𝒯𝓇𝒾𝑔𝑔𝑒𝓇 𝓌𝒶𝓇𝓃𝒾𝓃𝑔: 𝒾𝒻 𝓎𝑜𝓊 𝓂𝒾𝑔𝒽𝓉 𝒻𝑒𝑒𝓁 𝓉𝓇𝒾𝑔𝑔𝑒𝓇𝑒𝒹 𝒷𝓎 𝓉𝒽𝑒 𝓉𝑜𝓅𝒾𝒸 𝑜𝒻 𝑜𝒷𝓈𝓉𝑒𝓉𝓇𝒾𝒸𝒶𝓁 𝓋𝒾𝑜𝓁𝑒𝓃𝒸𝑒 𝒶𝓃𝒹 𝒾𝓃𝒻𝒶𝓃𝓉 𝓁𝑜𝓈𝓈, 𝓅𝓁𝑒𝒶𝓈𝑒 𝒹𝑜 𝓃𝑜𝓉 𝓇𝑒𝒶𝒹 𝓉𝒽𝒾𝓈 𝓅𝑜𝓈𝓉
.𝗖𝗼𝗲𝗿𝗰𝗶𝗻𝗴 𝗟𝗮𝗻𝗴𝘂𝗮𝗴𝗲 𝗮𝗻𝗱 𝘁𝗵𝗲 „𝗗𝗲𝗮𝗱 𝗕𝗮𝗯𝘆 𝗖𝗮𝗿𝗱”
Coercing is defined as “persuade (an unwilling person) to do something by using force or threats” (Oxford languages). It’s worth noting that informal coercive language in maternity care is far more prevalent than most people might anticipate. A study conducted in Switzerland revealed that approximately one-fourth of women encountered informal coercive language during childbirth. Alarmingly, these women face a heightened risk of developing postnatal depression and are generally less satisfied with their birthing experiences (Oelhafen et al., 2020).
- “If you don’t agree to an induction, you’re putting your baby at risk. After all, isn’t the baby’s health the most important thing?” (also includes an implication that you are a bad mom)
- “Your baby might become trapped and suffer harm if you continue pushing for more than three hours.”
- “We insist on continuous monitoring because not doing so could endanger your baby.”
Here you can find a link to a story of a woman who experienced the “dead baby card” in Israel.
Some medical professionals may not have been trained in providing respectful care and may rationalize the use of the “dead baby card” strategy by claiming they are merely conveying statistical facts. However, this justification is flawed for two important reasons:
Firstly, coercive language is employed in numerous situations where there is no clear evidence that the suggested intervention leads to improved birthing outcomes. In many cases, the use of coercion may be driven by hospital policies or other personal or institutional interests or fears.

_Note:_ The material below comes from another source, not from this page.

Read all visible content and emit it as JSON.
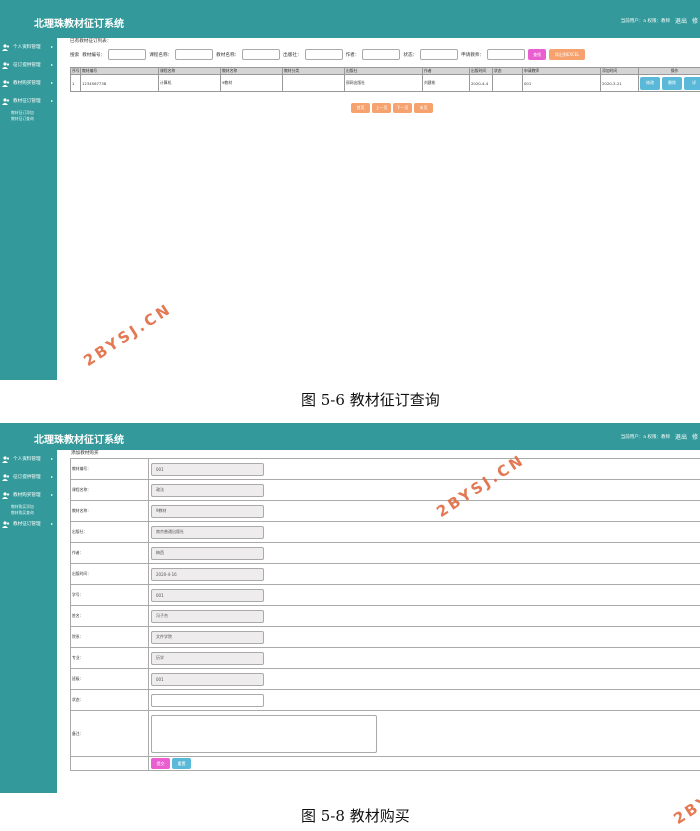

Secondly,even if statistical evidence suggests that a particular intervention could lead to better birth outcomes, it is crucial to recognize that a birthing woman is entitled to respectful care as a matter of law. This entails obtaining her informed consent, which means she must receive comprehensive information regarding her diagnosis, prognosis, suggested interventions, associated risks and benefits, available alternatives, and more (as outlined in section 13 of the Patients’ Rights Law הסכמה מדעת). A care provider who delivers evidence-based and respectful care would communicate something like: “In your case, there is a 1% risk as opposed to 0.5% risk, and induction can potentially reduce this risk to 0.7%. Which s a clear benefit. However, it’s important to be aware that inductions come with certain risks, such as…,” instead of resorting to statements like: “By declining induction, you’re doubling the risk of stillbirth.”
What can you do if you experience coercive behavior?
If you find yourself facing coercive tactics, feeling infantilized, or being mansplained, you have several options:
- Ignore the coercive statement: Recognize that even though the use of coercive language is inappropriate, it may stem from routine practices, a lack of awareness, insufficient education, or a burdened healthcare system.
- Steer the conversation: Redirect the discussion toward exploring different options that are suitable for your unique situation.
- Assert your rights: Request that coercive language not be used and emphasize your right to make informed decisions about your care. If necessary, request a different care provider who respects your preferences.